Dans le même temps, Papenburg va construire deux unités de 150.000 GT et 1680 cabines pour le groupe asiatique Genting Hong Kong. Le Genting World doit entrer en service en octobre 2016 et son sistership un an plus tard. Meyer Werft va aussi construire le premier paquebot neuf de la compagnie britannique Saga Cruises, une unité de 55.900 GT qu’elle réceptionnera à l’été 2019. Le contrat comprend en outre une option pour un second navire.

 

Futur navire de Saga Cruises (© : MEYER WERFT)
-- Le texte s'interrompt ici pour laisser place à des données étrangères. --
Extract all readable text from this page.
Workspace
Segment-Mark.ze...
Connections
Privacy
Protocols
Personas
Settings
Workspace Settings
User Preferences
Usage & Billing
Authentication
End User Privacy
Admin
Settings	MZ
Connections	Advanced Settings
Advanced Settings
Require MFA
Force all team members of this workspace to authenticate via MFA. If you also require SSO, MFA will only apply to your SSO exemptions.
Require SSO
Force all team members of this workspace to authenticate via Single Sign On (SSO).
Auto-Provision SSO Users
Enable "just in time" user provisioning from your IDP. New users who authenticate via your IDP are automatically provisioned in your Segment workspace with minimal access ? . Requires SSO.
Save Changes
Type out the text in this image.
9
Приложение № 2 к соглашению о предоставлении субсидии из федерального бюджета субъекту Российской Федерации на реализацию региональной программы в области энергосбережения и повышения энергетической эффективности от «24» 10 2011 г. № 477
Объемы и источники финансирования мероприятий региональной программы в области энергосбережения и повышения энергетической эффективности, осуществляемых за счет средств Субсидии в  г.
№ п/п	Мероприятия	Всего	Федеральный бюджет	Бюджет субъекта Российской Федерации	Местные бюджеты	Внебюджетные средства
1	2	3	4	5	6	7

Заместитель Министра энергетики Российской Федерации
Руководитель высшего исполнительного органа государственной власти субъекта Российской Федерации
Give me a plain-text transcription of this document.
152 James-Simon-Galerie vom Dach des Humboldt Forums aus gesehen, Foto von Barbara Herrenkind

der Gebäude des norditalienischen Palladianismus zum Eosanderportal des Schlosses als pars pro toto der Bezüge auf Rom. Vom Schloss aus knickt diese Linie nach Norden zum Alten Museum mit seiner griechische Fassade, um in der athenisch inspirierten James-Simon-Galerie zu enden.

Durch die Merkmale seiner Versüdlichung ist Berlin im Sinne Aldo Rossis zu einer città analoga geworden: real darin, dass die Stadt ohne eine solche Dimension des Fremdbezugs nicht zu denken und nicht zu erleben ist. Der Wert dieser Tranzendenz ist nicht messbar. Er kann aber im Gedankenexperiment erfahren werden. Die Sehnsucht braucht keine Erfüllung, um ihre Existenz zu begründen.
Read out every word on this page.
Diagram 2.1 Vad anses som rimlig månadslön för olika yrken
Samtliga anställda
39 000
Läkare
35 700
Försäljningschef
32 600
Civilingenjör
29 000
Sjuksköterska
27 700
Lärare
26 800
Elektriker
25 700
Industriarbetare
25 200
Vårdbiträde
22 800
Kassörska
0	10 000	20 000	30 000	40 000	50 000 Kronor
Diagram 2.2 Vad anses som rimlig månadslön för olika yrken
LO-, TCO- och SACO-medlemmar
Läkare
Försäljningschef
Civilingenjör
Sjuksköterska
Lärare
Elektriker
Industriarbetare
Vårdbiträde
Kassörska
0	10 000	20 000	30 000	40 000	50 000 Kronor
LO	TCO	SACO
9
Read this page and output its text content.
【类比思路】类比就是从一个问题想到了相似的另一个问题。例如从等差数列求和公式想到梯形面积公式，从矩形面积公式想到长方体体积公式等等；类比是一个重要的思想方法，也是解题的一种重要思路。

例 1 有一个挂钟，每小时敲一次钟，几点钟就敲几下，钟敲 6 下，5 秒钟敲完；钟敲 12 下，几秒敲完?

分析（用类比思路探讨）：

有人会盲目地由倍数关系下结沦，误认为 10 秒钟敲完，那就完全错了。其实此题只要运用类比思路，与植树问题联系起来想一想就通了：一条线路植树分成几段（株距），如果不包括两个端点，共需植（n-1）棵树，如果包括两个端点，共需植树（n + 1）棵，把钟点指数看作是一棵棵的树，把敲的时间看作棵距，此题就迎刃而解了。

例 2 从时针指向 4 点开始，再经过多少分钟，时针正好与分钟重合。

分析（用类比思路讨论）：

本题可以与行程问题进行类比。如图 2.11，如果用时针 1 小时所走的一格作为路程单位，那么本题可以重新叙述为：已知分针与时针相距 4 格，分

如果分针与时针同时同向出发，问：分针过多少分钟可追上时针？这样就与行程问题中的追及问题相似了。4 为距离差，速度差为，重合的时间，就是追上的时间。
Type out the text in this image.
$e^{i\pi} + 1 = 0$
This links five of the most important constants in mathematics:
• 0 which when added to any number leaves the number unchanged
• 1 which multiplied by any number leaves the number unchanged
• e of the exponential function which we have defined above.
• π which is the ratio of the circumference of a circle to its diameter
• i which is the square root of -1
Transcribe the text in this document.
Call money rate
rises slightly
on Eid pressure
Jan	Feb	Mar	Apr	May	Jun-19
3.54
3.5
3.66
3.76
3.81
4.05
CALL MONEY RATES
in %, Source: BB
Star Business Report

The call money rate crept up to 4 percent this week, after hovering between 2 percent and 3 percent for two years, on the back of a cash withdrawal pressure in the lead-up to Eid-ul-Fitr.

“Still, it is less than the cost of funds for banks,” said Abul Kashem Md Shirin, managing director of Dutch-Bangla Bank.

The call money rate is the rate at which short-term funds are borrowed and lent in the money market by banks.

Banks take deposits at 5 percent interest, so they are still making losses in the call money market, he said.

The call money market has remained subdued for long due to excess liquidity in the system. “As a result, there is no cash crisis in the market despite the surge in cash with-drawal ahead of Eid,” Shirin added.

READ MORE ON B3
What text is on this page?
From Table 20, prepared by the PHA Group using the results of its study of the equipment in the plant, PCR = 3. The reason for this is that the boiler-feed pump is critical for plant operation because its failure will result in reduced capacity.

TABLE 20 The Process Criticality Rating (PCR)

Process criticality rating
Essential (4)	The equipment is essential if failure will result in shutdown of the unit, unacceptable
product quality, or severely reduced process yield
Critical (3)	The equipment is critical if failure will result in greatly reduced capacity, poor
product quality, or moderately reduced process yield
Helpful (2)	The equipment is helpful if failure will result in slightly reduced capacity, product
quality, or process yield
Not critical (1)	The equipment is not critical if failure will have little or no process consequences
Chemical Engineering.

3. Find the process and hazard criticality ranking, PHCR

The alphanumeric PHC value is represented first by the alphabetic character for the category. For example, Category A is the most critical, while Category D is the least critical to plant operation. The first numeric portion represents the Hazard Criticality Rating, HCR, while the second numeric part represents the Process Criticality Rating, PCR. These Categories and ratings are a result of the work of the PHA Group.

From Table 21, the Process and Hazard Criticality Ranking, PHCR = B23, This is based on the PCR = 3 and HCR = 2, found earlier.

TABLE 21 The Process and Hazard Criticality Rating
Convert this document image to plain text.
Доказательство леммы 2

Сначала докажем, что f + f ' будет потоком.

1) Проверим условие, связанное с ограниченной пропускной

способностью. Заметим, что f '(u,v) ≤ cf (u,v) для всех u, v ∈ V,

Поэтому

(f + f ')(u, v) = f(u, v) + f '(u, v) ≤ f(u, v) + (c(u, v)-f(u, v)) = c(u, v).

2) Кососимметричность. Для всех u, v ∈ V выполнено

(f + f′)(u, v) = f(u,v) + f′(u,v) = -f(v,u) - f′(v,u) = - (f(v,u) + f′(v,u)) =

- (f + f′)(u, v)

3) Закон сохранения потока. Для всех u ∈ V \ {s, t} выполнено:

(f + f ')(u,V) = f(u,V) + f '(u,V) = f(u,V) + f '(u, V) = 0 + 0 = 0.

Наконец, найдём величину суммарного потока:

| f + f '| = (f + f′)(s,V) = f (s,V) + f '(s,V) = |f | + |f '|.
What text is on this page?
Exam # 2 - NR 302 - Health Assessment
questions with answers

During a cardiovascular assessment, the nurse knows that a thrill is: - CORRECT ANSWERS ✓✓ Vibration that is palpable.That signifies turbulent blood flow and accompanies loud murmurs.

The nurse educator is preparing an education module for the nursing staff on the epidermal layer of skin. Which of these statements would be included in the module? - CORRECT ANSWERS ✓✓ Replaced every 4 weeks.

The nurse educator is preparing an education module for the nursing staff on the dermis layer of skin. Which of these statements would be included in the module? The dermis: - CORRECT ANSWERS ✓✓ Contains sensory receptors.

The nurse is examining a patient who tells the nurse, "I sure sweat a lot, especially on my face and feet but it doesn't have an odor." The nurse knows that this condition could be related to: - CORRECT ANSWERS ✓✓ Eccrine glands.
Futur navire de Saga Cruises (© : MEYER WERFT) 

 

Enfin, Meyer Werft a été retenu pour réaliser les prochains paquebots géants (183.000 GT, 2600 cabines) dotés d’une propulsion au GNL de la compagnie allemande AIDA Cruises. Le premier devrait être achevé fin 2018 et le second en 2020, le commande étant assortie d’une option pouvant aller jusqu’à trois unités supplémentaires.

 

Le chantier de Turku (© : MEYER TURKU)

Le chantier de Turku (© : MEYER TURKU) 

 

Le carnet de commandes de Turku se garnit aussi

Alors que les capacités de Papenburg sont désormais saturées pour plus de cinq ans, le constructeur allemand a également bien rempli le carnet de commandes de sa nouvelle filiale finlandaise (dont les contrats fermes s’élèvent à environ 4 milliards d’euros). Repris l’an dernier par Meyer Werft, le chantier de Turku travaille quant à lui sur le troisième d’une nouvelle série de paquebots destinés à TUI Cruises, qui a pris livraison des deux premières unités, les Mein Schiff 3 et Mein Schiff 4, en 2014 et 2015. En cours d’assemblage, le Mein Schiff 5 (99.800 GT, 1267 cabines) sera livré au printemps prochain alors qu’un quatrième navire de ce type sera achevé par le chantier finlandais début 2017.

 

Le Mein schiff 4 (© : MEYER TURKU)

Le Mein schiff 4 (© : MEYER TURKU) 

 

Viendront ensuite deux bateaux un peu plus gros (1430 cabines), les futurs Mein Schiff 7 et Mein Schiff 8, livrables en 2018 et 2019. Avant cela, Turku aura également livré en 2017, à l’armement estonien Tallink, un grand ferry de 212 mètres et 2800 passagers fonctionnant au GNL. Ce type de propulsion équipera aussi les deux paquebots géants commandés par Costa (projet Excellence), qui les réceptionnera  en 2019 et 2020. Ces mastodontes de 183.600 GT et 2600 cabines seront voisins de ceux réalisés à Papenburg pour AIDA Cruises, filiale de la compagnie italienne. Et, comme c’est le cas en Allemagne avec AIDA, le contrat comprend une option pour trois unités supplémentaires.

 

Le projet Excellence (© : COSTA CROISIERES)

Le projet Excellence (© : COSTA CROISIERES) 

 

Discussions autour des prochains mastodontes de NCL

Enfin, Meyer Werft est bien placé pour réaliser la prochaine génération de navires de NCL. L’armateur américain, qui envisage à cette occasion de passer à la propulsion au GNL, a annoncé être en discussion avec le constructeur allemand pour ces futurs bateaux, qui devraient être livrés à partir de 2021 et seront sans doute plus gros que les Breakaway Plus. Si leur gabarit est trop important pour Papenburg, ils pourront être construits en Finlande, où les infrastructures sont moins limitées en termes de tailles de navires.